L’adolescence au quotidien - De quelques principes utiles à l’usage des parents

Maryse Vaillant, Syros, 1997, 200 p.

Les ouvrages sur les ados paraissent avec la même fréquence que les problèmes que laisse apparaître régulièrement cette classe d’âge. Pourtant, le livre de Maryse Vaillant ne se présente ni comme un manuel pédagogique ni comme un guide centré sur un jeu de questions/réponses. Loin de toute cela, il s’agit bien plutôt d’un libre propos tenu par une femme qui tente de replonger dans sa propre adolescence, une mère qui retrace l’expérience de sa confrontation à ses enfants et d’une clinicienne plongée pendant des années dans l’univers des jeunes en difficulté. Cela donne une réflexion pleine de poésie, de mesure et de pertinence.

L’auteur parle d’autant mieux de l’adolescence qu’elle essaie de se placer sur sa longueur d’onde. Ainsi en va-t-il de la fabulation et du besoin d’avancer masqué. Aider son enfant à passer le cap, ce n’est pas tout savoir de lui, c’est respecter son intimité, ses ombres et ses coins obscurs. Tout comme cette chambre où règne le désordre et qui exprime bien la projection d’un espace personnel en plein bouleversement par rapport auquel toute intrusion parentale peut être bien funeste. Rendre sa chambre inaccessible répond alors à un vrai besoin. Ou encore cette ambivalence face à ce qui vient contenir, limiter et réduire qui peut à la fois rassurer profondément tout en faisant naître l’inquiétude voire la révolte. C’est que toutes les frontières sont en effervescence: connu et inconnu, passé et présent conscient et inconscient. Sans oublier cette bouderie qui consiste non pas à se retirer des échanges mais bien à communiquer sur son retrait comme un appel, une demande, une invitation à réagir. Que dire de l’exploration de l’interdit, la transgression des normes et des lois: quête initiatique de l’adolescent qui cherche à tester la capacité de ses parents à s’inquiéter et à réagir sans le rejeter. Les réponses qu’il va recevoir structureront ses rapports au monde.

Tout l’art parental consiste alors à savoir doser ses réactions. Ne céder ni à la panique, ni à la crainte du conflit. Il faut surtout déployer un espace de respect et de tolérance, un espace intermédiaire entre le tout-répressif et le tout-laxisme, fait de limites et de paroles.
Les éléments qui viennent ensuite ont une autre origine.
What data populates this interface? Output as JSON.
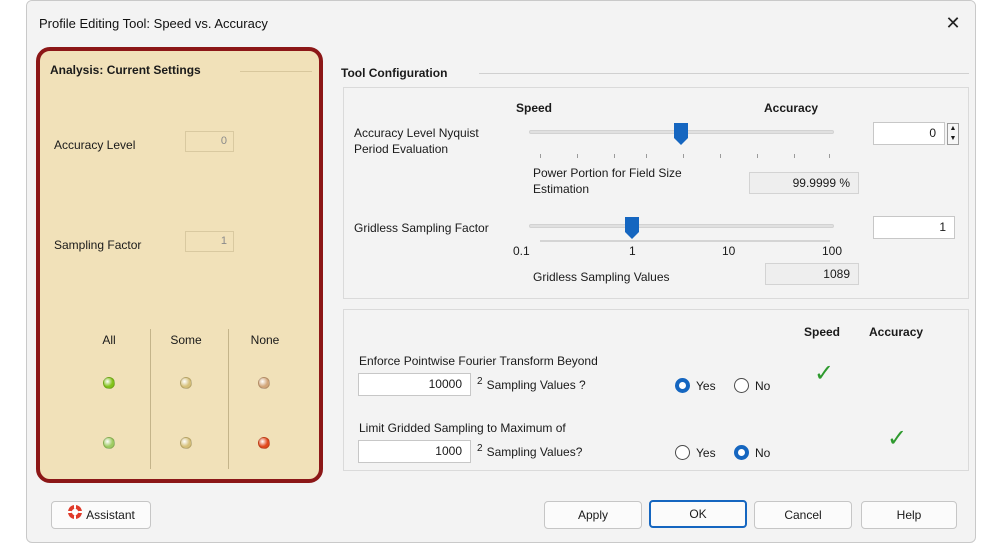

Mais être parent d’adolescent commence au biberon. C’est renoncer très tôt à la possession de son enfant et au lien sans partage. C’est d’emblée se déposséder de lui et l’inscrire dans la filiation, dans la génération.

L’auteur fait place dans son essai à la description clinique. Elle rappelle fort justement que si la génitalité commence avec la capacité de reproduction des organes sexués, la libido, elle, traverse toute l’existence. Et de nous emmener doucement mais sûrement sur les rives du monde inconscient non à partir de la rigidité d’un dogme théorique fait de croyance et de savoirs institués, mais en suivant les chemins complexes de la connaissance. Et Maryse Vaillant, de nous conter l’aventure oedipienne qui entre en somnolence à la fin de l’adolescence et qui se voit réveillé par l’entrée dans la parentalité.

L’adolescent que vous côtoyez rêve de taguer un commissariat, de devenir chanteur ou anorexique? Il souhaite partir au Népal avant les résultats du Bac, refuse de partager vos dimanches ou vient de se teindre les cheveux en rouge? Vous rêvez de l’envoyer en colo pour 6 mois ou de l’échanger contre l’enfant du voisin? Pas de panique: lisez ce livre. Il vous aidera à plonger en vous-même, meilleure façon de répondre à votre souci du moment.